[comp.parallel] Re^2: Distributed simulation

njk@diku.dk (Niels J|rgen Kruse) (05/01/89)

matloff%mole.Berkeley.EDU@ucbvax.Berkeley.EDU (Norman Matloff) writes:

>Here is the setting.  It's discrete-event simulation, which many or most
>of your references are concerned with, on multiple-processor systems
>(tightly or loosely coupled).  Let P be the number of processors and T
>be the amount of run time needed to get the desired statistical accuracy.

>Moreover, it seems to me that the best method is also the simplest  --
>just have all P processors run the uniprocessor version of the program,
>but for T/P amount of run time, instead of T.  [Of course, each processor
>needs to use a different random number seed.]
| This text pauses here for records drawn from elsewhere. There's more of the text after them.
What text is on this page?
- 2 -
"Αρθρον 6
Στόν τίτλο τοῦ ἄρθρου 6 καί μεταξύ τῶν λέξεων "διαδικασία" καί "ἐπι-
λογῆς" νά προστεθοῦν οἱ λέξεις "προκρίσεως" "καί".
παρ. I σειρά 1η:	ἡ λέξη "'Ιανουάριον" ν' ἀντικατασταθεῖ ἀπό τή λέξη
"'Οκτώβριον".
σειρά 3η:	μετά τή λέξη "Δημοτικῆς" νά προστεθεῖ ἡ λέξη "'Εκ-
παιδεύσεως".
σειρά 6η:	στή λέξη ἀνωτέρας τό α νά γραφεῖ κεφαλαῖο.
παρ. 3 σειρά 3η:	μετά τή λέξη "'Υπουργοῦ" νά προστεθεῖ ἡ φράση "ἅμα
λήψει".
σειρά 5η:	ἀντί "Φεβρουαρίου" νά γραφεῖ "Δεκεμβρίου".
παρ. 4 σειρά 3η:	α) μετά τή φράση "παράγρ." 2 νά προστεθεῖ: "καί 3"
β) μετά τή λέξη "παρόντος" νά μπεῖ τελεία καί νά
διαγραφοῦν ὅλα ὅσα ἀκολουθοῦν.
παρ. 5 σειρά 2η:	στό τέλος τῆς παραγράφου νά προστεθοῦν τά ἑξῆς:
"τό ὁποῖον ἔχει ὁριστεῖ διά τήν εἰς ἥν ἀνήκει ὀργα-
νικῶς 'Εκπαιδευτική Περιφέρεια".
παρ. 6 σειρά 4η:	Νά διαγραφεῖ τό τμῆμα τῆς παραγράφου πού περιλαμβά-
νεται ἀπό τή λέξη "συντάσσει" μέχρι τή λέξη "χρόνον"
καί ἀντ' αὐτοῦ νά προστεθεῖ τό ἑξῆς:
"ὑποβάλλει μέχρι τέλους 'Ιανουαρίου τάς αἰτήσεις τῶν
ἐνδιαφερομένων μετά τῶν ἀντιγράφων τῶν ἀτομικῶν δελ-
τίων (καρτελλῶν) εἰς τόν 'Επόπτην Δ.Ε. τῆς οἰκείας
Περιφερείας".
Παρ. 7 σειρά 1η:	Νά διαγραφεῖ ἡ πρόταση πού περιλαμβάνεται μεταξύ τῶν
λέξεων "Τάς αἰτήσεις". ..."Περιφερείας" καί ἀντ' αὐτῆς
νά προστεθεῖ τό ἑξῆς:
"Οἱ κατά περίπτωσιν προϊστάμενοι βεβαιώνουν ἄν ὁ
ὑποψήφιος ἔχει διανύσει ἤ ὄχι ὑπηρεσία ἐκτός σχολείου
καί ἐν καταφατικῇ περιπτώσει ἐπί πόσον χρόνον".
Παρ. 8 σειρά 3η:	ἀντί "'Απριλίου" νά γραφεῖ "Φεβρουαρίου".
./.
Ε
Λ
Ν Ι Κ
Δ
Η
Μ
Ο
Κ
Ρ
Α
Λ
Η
Beware! It is not uncommon for pseudo random number generators
to show a much reduced independence between streams generated
from different seeds, compared to the independence within each
stream.

For instance, the Bsd random suffer from this. If you sample the
2 least significant bits, collect them to form 7 bit numbers
(discarding the least significant), take an equal number of
samples from more than 15 or so streams, perform chi square
analysis on the samples, you will get a value *well* above the
0.99 percentile.
-- 
         Niels J|rgen Kruse
Email    njk@diku.dk
Mail     Tustrupvej 7, 2 tv, 2720 Vanlose, Denmark

matloff%mole.Berkeley.EDU@ucbvax.Berkeley.EDU (Norman Matloff) (05/02/89)

In article <5347@hubcap.clemson.edu> njk@diku.dk (Niels J|rgen Kruse) writes:

>matloff%mole.Berkeley.EDU@ucbvax.Berkeley.EDU (Norman Matloff) writes:

*>Here is the setting.  It's discrete-event simulation, which many or most
*>of your references are concerned with, on multiple-processor systems
*>(tightly or loosely coupled).  Let P be the number of processors and T
*>be the amount of run time needed to get the desired statistical accuracy.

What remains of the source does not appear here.